Senin, 23 Maret 2020

Pro kontra “zona based” vs “negara based”


Salah satu bagian yang selalu “panas” dari UU Peternakan ini berkenaan dengan impor daging, apakah dari negara yang bebas PMK secara zonasi ataukah harus keseluruhan negaranya. Ini dikenal dengan istilah “zona based” versus “negara based”.

Permasalahan zona atau negara telah muncul bahkan semenjak pembahasan rancangan undang-undang sebelum tahun 2009. Bagi penggugat, beleid "berbasis zona" ini berprinsip keamanan yang minim, mengancam kesehatan ternak, memperluas impor, menekan peternak lokal, dan tak bebas dari penyakit menular hewan.

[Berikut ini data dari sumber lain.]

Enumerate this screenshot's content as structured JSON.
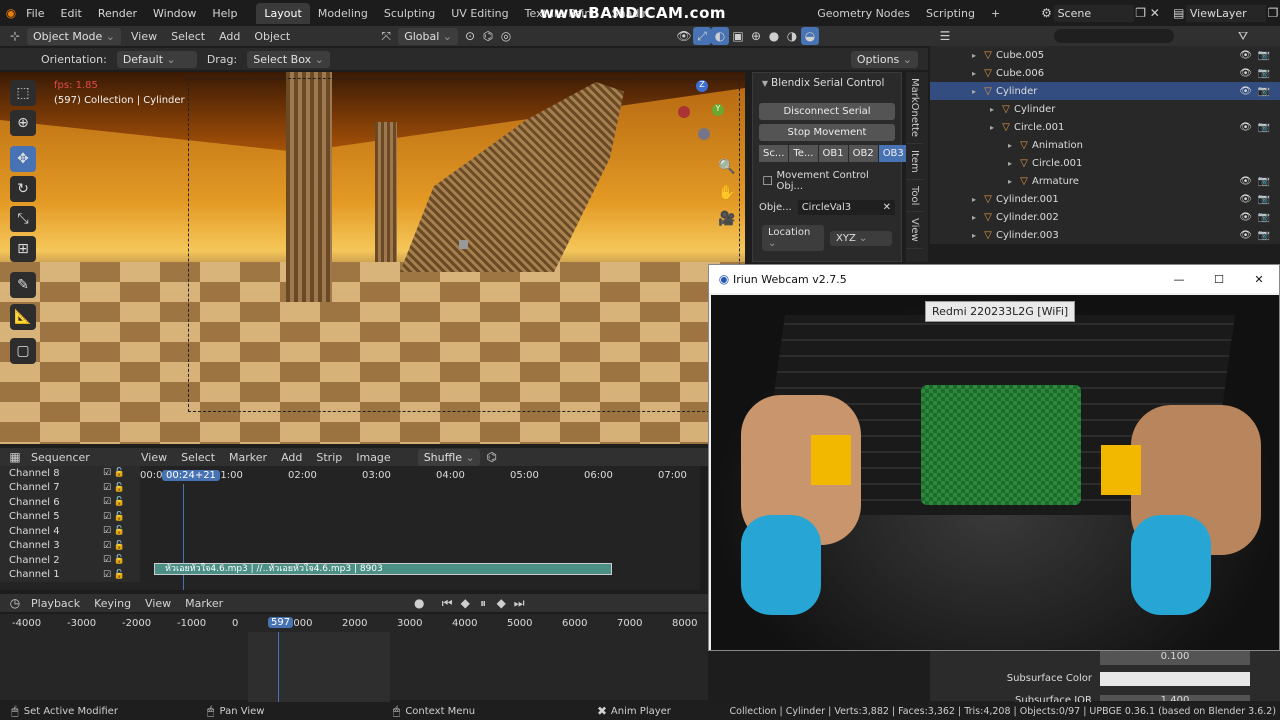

UU 18 Tahun 2009 menganut pendekatan "berbasis zona atau negara", yang tertuang dalam pasal 59 ayat 2. Lewat uji materi komunitas peternakan, MK mengabulkan gugatan mereka dan isi pasal itu berubah menjadi "berasal dari suatu negara" (berbasis negara). Namun pendekatan "berbasis zona" masuk lagi dalam Undang-Undang Peternakan baru. Lah, bukankah putusan MK mestinya bersifat final dan mengikat?

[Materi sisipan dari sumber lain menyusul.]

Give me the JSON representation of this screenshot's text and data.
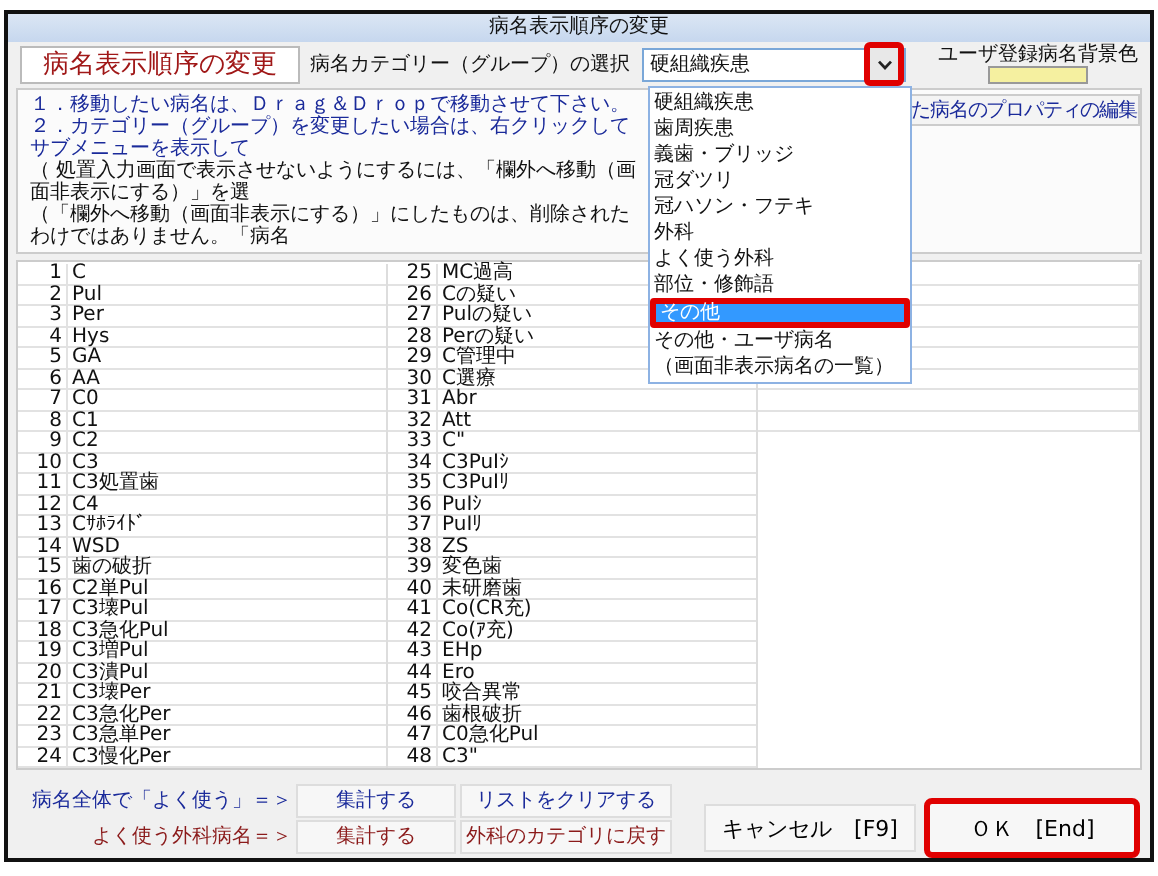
{
  "window": {
    "title": "病名表示順序の変更"
  },
  "header": {
    "heading": "病名表示順序の変更",
    "category_label": "病名カテゴリー（グループ）の選択",
    "category_value": "硬組織疾患",
    "dropdown_button_highlighted": true,
    "user_color_label": "ユーザ登録病名背景色"
  },
  "instructions": [
    {
      "text": "１．移動したい病名は、Ｄｒａｇ＆Ｄｒｏｐで移動させて下さい。",
      "kind": "main"
    },
    {
      "text": "２．カテゴリー（グループ）を変更したい場合は、右クリックしてサブメニューを表示して",
      "kind": "main"
    },
    {
      "text": "（ 処置入力画面で表示させないようにするには、「欄外へ移動（画面非表示にする）」を選",
      "kind": "note"
    },
    {
      "text": "（「欄外へ移動（画面非表示にする）」にしたものは、削除されたわけではありません。「病名",
      "kind": "note"
    }
  ],
  "property_button": "た病名のプロパティの編集",
  "list": {
    "column_1": [
      {
        "no": "1",
        "name": "C"
      },
      {
        "no": "2",
        "name": "Pul"
      },
      {
        "no": "3",
        "name": "Per"
      },
      {
        "no": "4",
        "name": "Hys"
      },
      {
        "no": "5",
        "name": "GA"
      },
      {
        "no": "6",
        "name": "AA"
      },
      {
        "no": "7",
        "name": "C0"
      },
      {
        "no": "8",
        "name": "C1"
      },
      {
        "no": "9",
        "name": "C2"
      },
      {
        "no": "10",
        "name": "C3"
      },
      {
        "no": "11",
        "name": "C3処置歯"
      },
      {
        "no": "12",
        "name": "C4"
      },
      {
        "no": "13",
        "name": "Cｻﾎﾗｲﾄﾞ"
      },
      {
        "no": "14",
        "name": "WSD"
      },
      {
        "no": "15",
        "name": "歯の破折"
      },
      {
        "no": "16",
        "name": "C2単Pul"
      },
      {
        "no": "17",
        "name": "C3壊Pul"
      },
      {
        "no": "18",
        "name": "C3急化Pul"
      },
      {
        "no": "19",
        "name": "C3増Pul"
      },
      {
        "no": "20",
        "name": "C3潰Pul"
      },
      {
        "no": "21",
        "name": "C3壊Per"
      },
      {
        "no": "22",
        "name": "C3急化Per"
      },
      {
        "no": "23",
        "name": "C3急単Per"
      },
      {
        "no": "24",
        "name": "C3慢化Per"
      }
    ],
    "column_2": [
      {
        "no": "25",
        "name": "MC過高"
      },
      {
        "no": "26",
        "name": "Cの疑い"
      },
      {
        "no": "27",
        "name": "Pulの疑い"
      },
      {
        "no": "28",
        "name": "Perの疑い"
      },
      {
        "no": "29",
        "name": "C管理中"
      },
      {
        "no": "30",
        "name": "C選療"
      },
      {
        "no": "31",
        "name": "Abr"
      },
      {
        "no": "32",
        "name": "Att"
      },
      {
        "no": "33",
        "name": "C\""
      },
      {
        "no": "34",
        "name": "C3PuIｼ"
      },
      {
        "no": "35",
        "name": "C3PuIﾘ"
      },
      {
        "no": "36",
        "name": "PuIｼ"
      },
      {
        "no": "37",
        "name": "PuIﾘ"
      },
      {
        "no": "38",
        "name": "ZS"
      },
      {
        "no": "39",
        "name": "変色歯"
      },
      {
        "no": "40",
        "name": "未研磨歯"
      },
      {
        "no": "41",
        "name": "Co(CR充)"
      },
      {
        "no": "42",
        "name": "Co(ｱ充)"
      },
      {
        "no": "43",
        "name": "EHp"
      },
      {
        "no": "44",
        "name": "Ero"
      },
      {
        "no": "45",
        "name": "咬合異常"
      },
      {
        "no": "46",
        "name": "歯根破折"
      },
      {
        "no": "47",
        "name": "C0急化Pul"
      },
      {
        "no": "48",
        "name": "C3\""
      }
    ]
  },
  "dropdown": {
    "items": [
      {
        "label": "硬組織疾患",
        "selected": false,
        "highlighted": false
      },
      {
        "label": "歯周疾患",
        "selected": false,
        "highlighted": false
      },
      {
        "label": "義歯・ブリッジ",
        "selected": false,
        "highlighted": false
      },
      {
        "label": "冠ダツリ",
        "selected": false,
        "highlighted": false
      },
      {
        "label": "冠ハソン・フテキ",
        "selected": false,
        "highlighted": false
      },
      {
        "label": "外科",
        "selected": false,
        "highlighted": false
      },
      {
        "label": "よく使う外科",
        "selected": false,
        "highlighted": false
      },
      {
        "label": "部位・修飾語",
        "selected": false,
        "highlighted": false
      },
      {
        "label": "その他",
        "selected": true,
        "highlighted": true
      },
      {
        "label": "その他・ユーザ病名",
        "selected": false,
        "highlighted": false
      },
      {
        "label": "（画面非表示病名の一覧）",
        "selected": false,
        "highlighted": false
      }
    ]
  },
  "bottom": {
    "rows": [
      {
        "label": "病名全体で「よく使う」＝＞",
        "color": "#1a2a9a",
        "buttons": [
          "集計する",
          "リストをクリアする"
        ]
      },
      {
        "label": "よく使う外科病名＝＞",
        "color": "#8b1a1a",
        "buttons": [
          "集計する",
          "外科のカテゴリに戻す"
        ]
      }
    ],
    "cancel": "キャンセル　[F9]",
    "ok": {
      "label": "ＯＫ　[End]",
      "highlighted": true
    }
  }
}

Jika UU awal memiliki "berbasis zona atau negara", kenapa di UU kedua menjadi pendekatan "berbasis zona" saja? UU awal lebih ketat, karena sadar Indonesia belum memiliki sarana dan prasarana mitigasi bila terjadi wabah penyakit hewan menular, terutama penyakit mulut dan kuku (PMK).

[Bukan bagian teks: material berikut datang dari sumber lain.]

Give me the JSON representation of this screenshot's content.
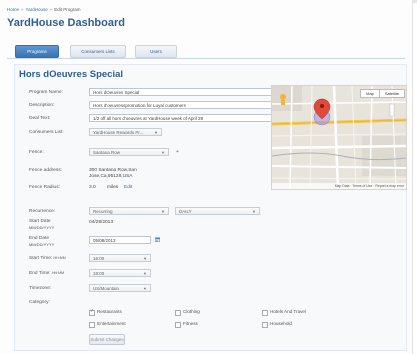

Secara ringkas, kejadiannya adalah sbb.:
  • Tahun 2009 lahir UU No 18 tahun 2009, dimana impor hewan segar harus “berbasis zona atau negara”. Pasal 59 ayat 2 berbunyi: Produk hewan segar yang dimasukkan ke dalam wilayah Negara Kesatuan Republik Indonesia sebagaimana dimaksud pada ayat (1) huruf a harus berasal dari unit usaha produk hewan pada suatu negara atau zona dalam suatu negara yang telah memenuhi persyaratan dan tata cara pemasukan produk hewan
  • Tahun 2009 dilakukan uji materi UU No 18 - 2009 di MK. Obyek gugatan adalah Pasal 59,  agar dari zona based menjadi negara based saja. Sistem zona dinyatakan bertentangan dengan UUD 1945.
  • Tahun 2010, MK menyetujuinya sesuai Putusan MK Nomor 137/PUU-VII/2009. Uji materi dikabulkan, menjadi berbasis negara. Artinya, lebih ketat.
  • Namun pada 2014, atas inisiatif  DPR, lahir UU baru yakni 41 Tahun 2014. UU ini disusun untuk menggolkan berbasis zona. Disini ketentuan impor menjadi lebih longgar kembali.  Konon ini disulut oleh hubungan panas-dingin Indonesia-Australia pada 2011-2013, termasuk ancaman penghentian ekspor sapi Australia ke Indonesia.
  • Pasal 36C (1) berbunyi “Pemasukan Ternak Ruminansia Indukan ke dalam wilayah Negara Kesatuan Republik Indonesia dapat berasal dari suatu negara atau zona …. “. Ayat (3) Pemasukan Ternak Ruminansia Indukan yang berasal dari zona …. harus terlebih dahulu:… dst “
  • Pasal 36E (1) Dalam hal tertentu, dengan tetap memerhatikan kepentingan nasional, dapat dilakukan pemasukan dari suatu negara atau zona dalam suatu negara  ….”.
  • Lalu, kembali diajukan gugatan pada Oktober 2015 oleh berbagai pihak.
  • Terakhir pada Feb 2017, MK mengabulkan gugatan Pasal 36E ayat 1. Dengan ini, Indonesia hanya diperbolehkan mengimpor daging dan ternak jika dalam keadaan mendesak. Artinya MK mendukung standar maksimum security bagi importasi hewan dan ternak yang mausk ke Indonesia.